Identifying key multifunctional components shared by critical cancer and normal liver pathways via SparseGMM
Shaimaa Bakr 1 2 3 , Kevin Brennan 2 , Pritam Mukherjee 2 , Josepmaria Argemi 4 , Mikel Hernaez 5 , Olivier Gevaert 2
Despite the abundance of multimodal data, suitable statistical models that can improve our understanding of diseases with genetic underpinnings are challenging to develop.
Here, we present SparseGMM, a statistical approach for gene regulatory network discovery. SparseGMM uses latent variable modeling with sparsity constraints to learn Gaussian mixtures from multiomic data.

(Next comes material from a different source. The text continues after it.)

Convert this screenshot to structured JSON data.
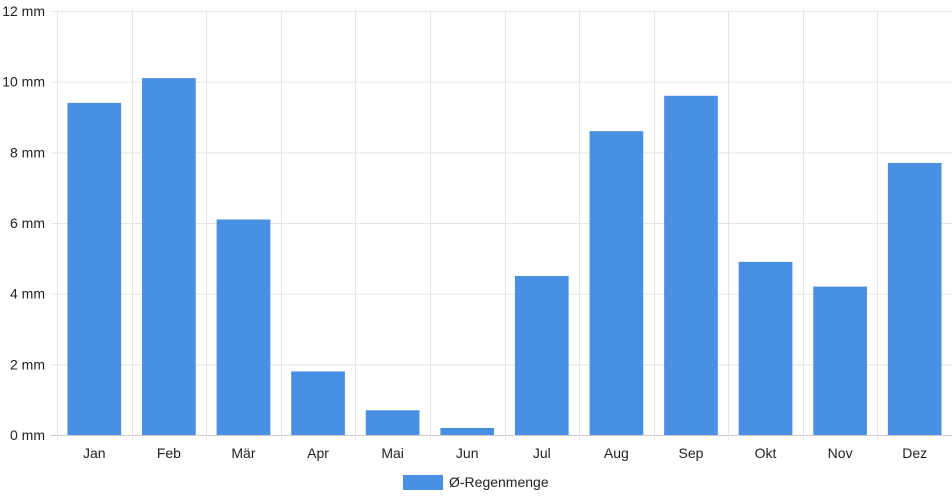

By combining coexpression patterns with a Bayesian framework, SparseGMM quantitatively measures confidence in regulators and uncertainty in target gene assignment by computing gene entropy. We apply SparseGMM to liver cancer and normal liver tissue data and evaluate discovered gene modules in an independent single-cell RNA sequencing (scRNA-seq) dataset.
SparseGMM identifies PROCR as a regulator of angiogenesis and PDCD1LG2 and HNF4A as regulators of immune response and blood coagulation in cancer.
Furthermore, we show that more genes have significantly higher entropy in cancer compared with normal liver. Among high-entropy genes are key multifunctional components shared by critical pathways, including p53 and estrogen signaling.